7 Jan 2014
Osborn, J., Lehr, F., & Hiebert, E.H., (2003). A focus on fluency. Honolulu, HI: Pacific Resources for Education and Learning.
It’s the beginning of the school year, and Mrs. Oshiro wants to know how fluently her 2nd graders read. One by one, she sits with students and listens carefully as each child reads aloud a passage from a story the class has already read and discussed. The first student, Kendra, reads the passage quickly and, it seems, effortlessly. She reads each word correctly. She pauses briefly after commas and at the ends of sentences. She reads with expression, as if she is talking. After the reading, Mrs. Oshiro asks Kendra a few questions to make sure that she has understood what she read.
Mrs. Oshiro next sits with Samantha to read the passage. Unlike Kendra, Samantha struggles with the reading. She reads the passage in a slow and labored fashion. She stumbles over the pronunciation of some words, reads some words twice, skips others altogether, and occasionally substitutes different words for the words in the story. Although she pauses before pronouncing many of the words, she doesn’t pause at commas and periods. When Mrs. Oshiro tells her to stop reading, Samantha sighs in relief.
Mrs. Oshiro faces a task that confronts most teachers: how to support students such as Samantha in becoming fluent readers. While instruction over the year needs to encompass aspects of reading such as phonemic awareness, phonics, vocabulary development, and comprehension, work to build fluency is especially important for struggling readers. Consequences can be dire for students who fail to become fluent readers: Students who do not develop reading fluency, regardless of how bright they are, are likely to remain poor readers throughout their lives (National Reading Panel, 2000).

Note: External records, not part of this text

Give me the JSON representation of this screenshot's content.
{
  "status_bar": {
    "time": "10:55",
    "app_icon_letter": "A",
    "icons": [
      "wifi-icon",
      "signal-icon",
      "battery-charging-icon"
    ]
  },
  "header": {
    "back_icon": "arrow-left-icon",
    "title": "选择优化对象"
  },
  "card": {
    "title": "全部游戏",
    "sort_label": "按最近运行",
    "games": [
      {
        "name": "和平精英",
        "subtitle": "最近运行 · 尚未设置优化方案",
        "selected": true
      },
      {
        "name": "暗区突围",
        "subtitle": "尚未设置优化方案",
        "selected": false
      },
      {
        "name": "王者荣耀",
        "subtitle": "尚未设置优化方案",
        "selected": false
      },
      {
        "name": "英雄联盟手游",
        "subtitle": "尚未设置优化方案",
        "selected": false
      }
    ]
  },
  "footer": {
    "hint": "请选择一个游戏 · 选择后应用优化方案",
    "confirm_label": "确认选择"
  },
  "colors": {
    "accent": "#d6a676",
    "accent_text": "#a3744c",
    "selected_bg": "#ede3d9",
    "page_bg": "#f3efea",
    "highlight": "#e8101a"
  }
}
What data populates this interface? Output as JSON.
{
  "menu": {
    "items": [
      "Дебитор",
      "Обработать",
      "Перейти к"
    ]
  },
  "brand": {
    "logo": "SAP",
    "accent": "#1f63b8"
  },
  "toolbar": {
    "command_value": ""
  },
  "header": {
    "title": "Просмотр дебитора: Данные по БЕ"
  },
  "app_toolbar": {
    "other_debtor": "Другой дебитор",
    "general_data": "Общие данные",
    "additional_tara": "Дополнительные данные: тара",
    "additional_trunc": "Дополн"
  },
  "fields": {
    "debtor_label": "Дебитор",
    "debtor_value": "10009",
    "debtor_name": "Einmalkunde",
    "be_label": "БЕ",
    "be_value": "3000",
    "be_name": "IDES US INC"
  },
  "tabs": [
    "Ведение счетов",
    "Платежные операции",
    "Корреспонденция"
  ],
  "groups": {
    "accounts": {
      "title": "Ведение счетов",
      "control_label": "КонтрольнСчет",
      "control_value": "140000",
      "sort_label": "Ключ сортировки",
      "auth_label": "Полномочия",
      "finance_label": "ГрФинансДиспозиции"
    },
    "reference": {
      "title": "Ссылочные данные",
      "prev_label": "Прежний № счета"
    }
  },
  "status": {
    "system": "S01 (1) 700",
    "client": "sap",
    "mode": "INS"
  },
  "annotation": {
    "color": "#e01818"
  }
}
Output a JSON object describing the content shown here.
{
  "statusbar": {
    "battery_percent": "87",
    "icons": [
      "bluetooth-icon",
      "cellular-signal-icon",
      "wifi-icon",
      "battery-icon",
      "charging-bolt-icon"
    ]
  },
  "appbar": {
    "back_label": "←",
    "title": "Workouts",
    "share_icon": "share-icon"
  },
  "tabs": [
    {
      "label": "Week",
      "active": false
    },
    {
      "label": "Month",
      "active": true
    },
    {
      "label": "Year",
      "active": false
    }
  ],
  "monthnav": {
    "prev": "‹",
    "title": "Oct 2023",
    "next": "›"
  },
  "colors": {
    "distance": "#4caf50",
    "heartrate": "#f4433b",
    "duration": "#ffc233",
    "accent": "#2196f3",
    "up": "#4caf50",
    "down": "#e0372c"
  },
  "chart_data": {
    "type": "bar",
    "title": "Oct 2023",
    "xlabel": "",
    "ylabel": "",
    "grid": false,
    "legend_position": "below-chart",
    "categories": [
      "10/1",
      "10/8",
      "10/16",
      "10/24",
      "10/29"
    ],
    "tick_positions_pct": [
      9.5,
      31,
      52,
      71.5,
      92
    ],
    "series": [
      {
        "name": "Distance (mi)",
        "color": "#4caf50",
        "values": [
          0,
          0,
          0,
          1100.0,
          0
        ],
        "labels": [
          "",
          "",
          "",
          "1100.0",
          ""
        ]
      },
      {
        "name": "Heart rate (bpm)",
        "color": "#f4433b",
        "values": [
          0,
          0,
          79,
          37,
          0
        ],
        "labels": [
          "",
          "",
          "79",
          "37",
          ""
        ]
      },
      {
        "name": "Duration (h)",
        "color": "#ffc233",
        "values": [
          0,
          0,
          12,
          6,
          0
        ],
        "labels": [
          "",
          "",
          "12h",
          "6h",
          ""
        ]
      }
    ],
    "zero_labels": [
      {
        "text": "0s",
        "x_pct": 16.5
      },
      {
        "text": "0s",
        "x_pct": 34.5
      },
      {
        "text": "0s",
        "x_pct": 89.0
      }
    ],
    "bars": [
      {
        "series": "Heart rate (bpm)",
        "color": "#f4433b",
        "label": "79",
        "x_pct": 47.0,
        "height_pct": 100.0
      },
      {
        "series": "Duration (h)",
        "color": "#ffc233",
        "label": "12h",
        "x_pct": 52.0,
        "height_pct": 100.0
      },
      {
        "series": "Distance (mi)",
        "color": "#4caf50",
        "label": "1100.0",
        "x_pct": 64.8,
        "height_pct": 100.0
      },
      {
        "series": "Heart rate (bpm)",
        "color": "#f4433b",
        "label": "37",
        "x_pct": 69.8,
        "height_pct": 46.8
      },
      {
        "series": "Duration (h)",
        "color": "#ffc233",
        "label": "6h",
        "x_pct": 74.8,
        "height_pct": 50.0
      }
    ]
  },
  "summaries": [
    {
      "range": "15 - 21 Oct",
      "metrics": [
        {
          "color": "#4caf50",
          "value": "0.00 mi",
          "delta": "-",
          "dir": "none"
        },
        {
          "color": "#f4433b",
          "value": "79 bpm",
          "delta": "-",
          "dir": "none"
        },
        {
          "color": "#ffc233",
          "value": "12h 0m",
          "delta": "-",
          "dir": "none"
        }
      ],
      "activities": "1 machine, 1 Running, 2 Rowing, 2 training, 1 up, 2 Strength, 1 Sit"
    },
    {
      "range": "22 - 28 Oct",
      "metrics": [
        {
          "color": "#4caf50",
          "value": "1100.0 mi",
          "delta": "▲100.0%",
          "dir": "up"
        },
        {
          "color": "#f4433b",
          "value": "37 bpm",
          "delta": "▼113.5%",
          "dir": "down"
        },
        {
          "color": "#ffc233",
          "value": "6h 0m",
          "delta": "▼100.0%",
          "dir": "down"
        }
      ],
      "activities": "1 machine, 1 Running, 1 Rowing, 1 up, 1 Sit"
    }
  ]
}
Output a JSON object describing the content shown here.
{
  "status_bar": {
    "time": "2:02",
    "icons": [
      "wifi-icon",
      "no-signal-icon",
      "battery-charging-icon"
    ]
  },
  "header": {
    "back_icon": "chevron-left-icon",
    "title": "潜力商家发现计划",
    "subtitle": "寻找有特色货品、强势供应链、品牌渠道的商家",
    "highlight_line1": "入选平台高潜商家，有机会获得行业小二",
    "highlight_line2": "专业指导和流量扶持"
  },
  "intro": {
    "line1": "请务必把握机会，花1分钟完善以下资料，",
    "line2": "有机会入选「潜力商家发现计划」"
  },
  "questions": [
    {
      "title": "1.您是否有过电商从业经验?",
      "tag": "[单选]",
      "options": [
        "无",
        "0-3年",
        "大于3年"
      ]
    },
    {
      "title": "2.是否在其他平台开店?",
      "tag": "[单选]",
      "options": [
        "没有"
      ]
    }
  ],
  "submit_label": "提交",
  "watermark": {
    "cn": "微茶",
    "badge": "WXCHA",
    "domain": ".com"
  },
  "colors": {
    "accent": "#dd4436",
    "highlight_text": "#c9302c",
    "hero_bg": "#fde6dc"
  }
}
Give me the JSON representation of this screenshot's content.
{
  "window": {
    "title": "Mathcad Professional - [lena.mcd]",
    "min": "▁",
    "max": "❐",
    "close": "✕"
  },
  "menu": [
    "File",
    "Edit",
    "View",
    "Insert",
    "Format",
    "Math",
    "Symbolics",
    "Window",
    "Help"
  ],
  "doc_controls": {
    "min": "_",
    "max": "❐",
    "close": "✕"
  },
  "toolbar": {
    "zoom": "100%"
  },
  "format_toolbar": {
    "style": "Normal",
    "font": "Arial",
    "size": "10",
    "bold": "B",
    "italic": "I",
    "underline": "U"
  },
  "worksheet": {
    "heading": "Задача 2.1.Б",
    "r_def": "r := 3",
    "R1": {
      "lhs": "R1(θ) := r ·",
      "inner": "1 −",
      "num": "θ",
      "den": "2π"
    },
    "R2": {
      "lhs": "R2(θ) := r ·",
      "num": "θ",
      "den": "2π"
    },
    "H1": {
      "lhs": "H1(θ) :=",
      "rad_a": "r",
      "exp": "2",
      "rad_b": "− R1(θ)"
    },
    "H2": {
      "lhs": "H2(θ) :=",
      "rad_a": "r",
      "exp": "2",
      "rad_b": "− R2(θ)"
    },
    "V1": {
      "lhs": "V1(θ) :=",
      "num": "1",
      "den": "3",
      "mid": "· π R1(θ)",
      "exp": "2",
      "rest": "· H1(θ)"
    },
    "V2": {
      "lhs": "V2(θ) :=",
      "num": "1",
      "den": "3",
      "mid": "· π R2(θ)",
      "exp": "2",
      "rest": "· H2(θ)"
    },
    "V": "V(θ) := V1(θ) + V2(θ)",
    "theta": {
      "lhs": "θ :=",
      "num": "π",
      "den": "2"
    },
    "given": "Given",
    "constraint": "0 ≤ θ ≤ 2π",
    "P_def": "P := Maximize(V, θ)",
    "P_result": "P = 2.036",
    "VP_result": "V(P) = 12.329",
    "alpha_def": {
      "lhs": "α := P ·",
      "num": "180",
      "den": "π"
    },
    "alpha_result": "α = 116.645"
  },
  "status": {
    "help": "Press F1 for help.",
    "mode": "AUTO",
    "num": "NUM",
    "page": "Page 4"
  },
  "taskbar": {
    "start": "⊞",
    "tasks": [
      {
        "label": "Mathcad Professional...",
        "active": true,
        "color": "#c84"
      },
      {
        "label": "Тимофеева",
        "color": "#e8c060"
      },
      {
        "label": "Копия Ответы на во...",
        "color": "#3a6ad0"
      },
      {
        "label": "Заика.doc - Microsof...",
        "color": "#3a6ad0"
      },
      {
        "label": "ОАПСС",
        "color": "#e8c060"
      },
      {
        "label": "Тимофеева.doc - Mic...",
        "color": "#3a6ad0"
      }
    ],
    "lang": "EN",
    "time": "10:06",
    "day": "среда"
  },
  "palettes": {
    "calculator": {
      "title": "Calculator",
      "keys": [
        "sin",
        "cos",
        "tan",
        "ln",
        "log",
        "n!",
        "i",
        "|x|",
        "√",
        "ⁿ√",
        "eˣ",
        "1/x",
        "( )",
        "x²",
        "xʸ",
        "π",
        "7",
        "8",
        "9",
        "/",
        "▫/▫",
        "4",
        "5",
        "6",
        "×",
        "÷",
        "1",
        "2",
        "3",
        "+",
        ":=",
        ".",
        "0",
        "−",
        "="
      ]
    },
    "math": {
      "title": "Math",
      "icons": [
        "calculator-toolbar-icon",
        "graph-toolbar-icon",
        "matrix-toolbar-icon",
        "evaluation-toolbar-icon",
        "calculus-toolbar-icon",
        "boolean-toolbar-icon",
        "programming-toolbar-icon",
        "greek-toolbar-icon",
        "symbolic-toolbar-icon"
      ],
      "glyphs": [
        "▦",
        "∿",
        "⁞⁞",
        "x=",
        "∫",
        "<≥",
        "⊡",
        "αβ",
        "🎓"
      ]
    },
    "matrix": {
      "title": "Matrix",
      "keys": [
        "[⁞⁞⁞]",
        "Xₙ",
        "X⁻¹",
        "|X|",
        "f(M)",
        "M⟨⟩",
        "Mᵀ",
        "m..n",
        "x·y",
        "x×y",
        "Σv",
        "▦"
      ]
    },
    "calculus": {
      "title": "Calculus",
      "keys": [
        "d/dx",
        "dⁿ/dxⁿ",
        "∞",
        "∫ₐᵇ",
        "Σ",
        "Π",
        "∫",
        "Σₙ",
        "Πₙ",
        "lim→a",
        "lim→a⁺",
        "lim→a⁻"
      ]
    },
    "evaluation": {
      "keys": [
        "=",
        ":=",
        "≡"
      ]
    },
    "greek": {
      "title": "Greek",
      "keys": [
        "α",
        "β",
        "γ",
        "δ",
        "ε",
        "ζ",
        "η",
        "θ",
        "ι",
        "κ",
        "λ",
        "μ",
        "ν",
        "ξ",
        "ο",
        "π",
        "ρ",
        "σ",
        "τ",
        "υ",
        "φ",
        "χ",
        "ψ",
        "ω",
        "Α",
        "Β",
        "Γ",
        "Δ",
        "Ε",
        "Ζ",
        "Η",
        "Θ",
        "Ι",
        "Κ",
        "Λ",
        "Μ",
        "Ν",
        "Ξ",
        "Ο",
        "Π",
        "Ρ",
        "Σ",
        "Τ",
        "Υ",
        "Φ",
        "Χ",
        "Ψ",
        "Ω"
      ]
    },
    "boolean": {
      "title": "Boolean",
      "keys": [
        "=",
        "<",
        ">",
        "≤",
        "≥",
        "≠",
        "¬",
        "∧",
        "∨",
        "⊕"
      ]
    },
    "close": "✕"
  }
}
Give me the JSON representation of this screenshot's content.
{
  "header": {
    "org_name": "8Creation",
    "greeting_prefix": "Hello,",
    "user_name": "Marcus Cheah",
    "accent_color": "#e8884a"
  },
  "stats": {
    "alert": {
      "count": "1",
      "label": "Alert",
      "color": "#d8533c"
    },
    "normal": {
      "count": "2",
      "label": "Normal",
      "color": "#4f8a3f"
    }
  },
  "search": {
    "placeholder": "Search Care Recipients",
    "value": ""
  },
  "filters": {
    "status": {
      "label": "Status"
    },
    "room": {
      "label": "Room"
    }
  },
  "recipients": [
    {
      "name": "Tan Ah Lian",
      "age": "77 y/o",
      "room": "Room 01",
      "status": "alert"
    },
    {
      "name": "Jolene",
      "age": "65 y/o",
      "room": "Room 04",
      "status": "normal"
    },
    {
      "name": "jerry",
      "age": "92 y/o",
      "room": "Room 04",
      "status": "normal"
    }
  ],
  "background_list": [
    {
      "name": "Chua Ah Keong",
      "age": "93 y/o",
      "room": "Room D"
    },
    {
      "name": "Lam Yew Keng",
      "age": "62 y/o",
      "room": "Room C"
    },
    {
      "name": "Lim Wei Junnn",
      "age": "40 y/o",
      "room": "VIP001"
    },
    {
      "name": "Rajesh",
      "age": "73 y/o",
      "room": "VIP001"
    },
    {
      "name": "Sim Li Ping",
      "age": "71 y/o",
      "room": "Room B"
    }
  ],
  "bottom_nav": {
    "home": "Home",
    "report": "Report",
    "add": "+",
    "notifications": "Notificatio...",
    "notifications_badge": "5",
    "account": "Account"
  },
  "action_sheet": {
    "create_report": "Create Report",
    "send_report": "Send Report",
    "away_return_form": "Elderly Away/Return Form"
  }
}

Fluency, more often than not, has been neglected in reading instruction. Until recently, for example, most commercially published reading programs did not specifically include fluency instruction. This lack of instructional focus may help explain one of the findings of the National Assessment of Educational Progress (NAEP) (Pinnell et al., 1995): Forty-four percent of American 4th grade students cannot read fluently, even when they read grade level stories aloud under supportive testing conditions. Fortunately, researchers and practitioners have begun to focus increased attention on fluency and its contribution to reading success. The purpose of this report is to take a look at what research tells us about the importance of fluency and the factors that affect its development, as well as what is now known about effective fluency instruction.